Oil futures rose on Friday on course for a fourth weekly gain boosted by supply constraints and a weaker dollar and despite sources saying China is set to release crude reserves around the Lunar New Year.
Brent crude futures rose $1.09, or 1.3%, to a near a 2-1/2-month high of $85.55 a barrel at 12:33 p.m. ET (1733 GMT). U.S. West Texas Intermediate crude gained $1.26, or 1.5%, to $83.36.
“People looking at the big picture realize that global supply versus demand situation is very tight and that’s giving the market a solid boost,” said Phil Flynn, senior analyst at Price Futures Group.
Flynn also added that traders did not want to be short in the market amid increasing tensions between Russia and Ukraine and ahead of a long (Martin Luther King Jr Day) weekend in the United States, which typically sees less than average volumes.
A U.S. official said earlier on Friday that indications are that “Russian influence actors are already starting to fabricate Ukrainian provocations in state and social media to justify a Russian intervention and sow divisions in Ukraine.”

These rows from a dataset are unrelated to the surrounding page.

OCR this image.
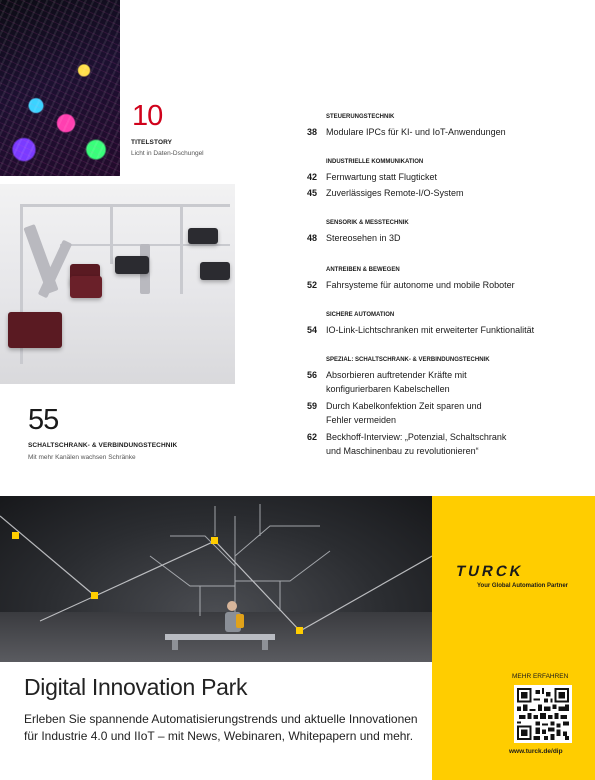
10
TITELSTORY
Licht in Daten-Dschungel
55
SCHALTSCHRANK- & VERBINDUNGSTECHNIK
Mit mehr Kanälen wachsen Schränke
STEUERUNGSTECHNIK
38 Modulare IPCs für KI- und IoT-Anwendungen
INDUSTRIELLE KOMMUNIKATION
42 Fernwartung statt Flugticket
45 Zuverlässiges Remote-I/O-System
SENSORIK & MESSTECHNIK
48 Stereosehen in 3D
ANTREIBEN & BEWEGEN
52 Fahrsysteme für autonome und mobile Roboter
SICHERE AUTOMATION
54 IO-Link-Lichtschranken mit erweiterter Funktionalität
SPEZIAL: SCHALTSCHRANK- & VERBINDUNGSTECHNIK
56 Absorbieren auftretender Kräfte mit
konfigurierbaren Kabelschellen
59 Durch Kabelkonfektion Zeit sparen und
Fehler vermeiden
62 Beckhoff-Interview: „Potenzial, Schaltschrank
und Maschinenbau zu revolutionieren“
Digital Innovation Park
Erleben Sie spannende Automatisierungstrends und aktuelle Innovationen für Industrie 4.0 und IIoT – mit News, Webinaren, Whitepapern und mehr.
TURCK
Your Global Automation Partner
MEHR ERFAHREN
www.turck.de/dip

The dollar also headed towards what could be its largest weekly fall in four months. A weaker dollar makes commodities more affordable for holders of other currencies.
Libya’s National Oil Corp Chairman Mustafa Sanallah said oil prices were “expected to continue to rise unless the market fundamentals change and global investment upstream and downstream increases,” adding that total oil output from the country was 1.045 million barrels per day.
“When you consider that OPEC+ is still nowhere near pumping to its overall quota, this narrowing cushion could turn out to be the most bullish factor for oil prices over the coming months,” said PVM analyst Stephen Brennock.
However, sources told Reuters that China plans to release oil reserves around the Lunar New Year holidays between Jan. 31 and Feb. 6 as part of a plan coordinated by the United States with other major consumers to reduce global prices.
The U.S. Energy Department on Thursday said it had sold 18 million barrels of strategic crude oil.
China has also posted its first annual decline in crude oil imports in two decades, though traders expect imports to recover this year.
Many cities, including Beijing, have urged people not to travel during the Lunar New Year holiday, which could cool demand.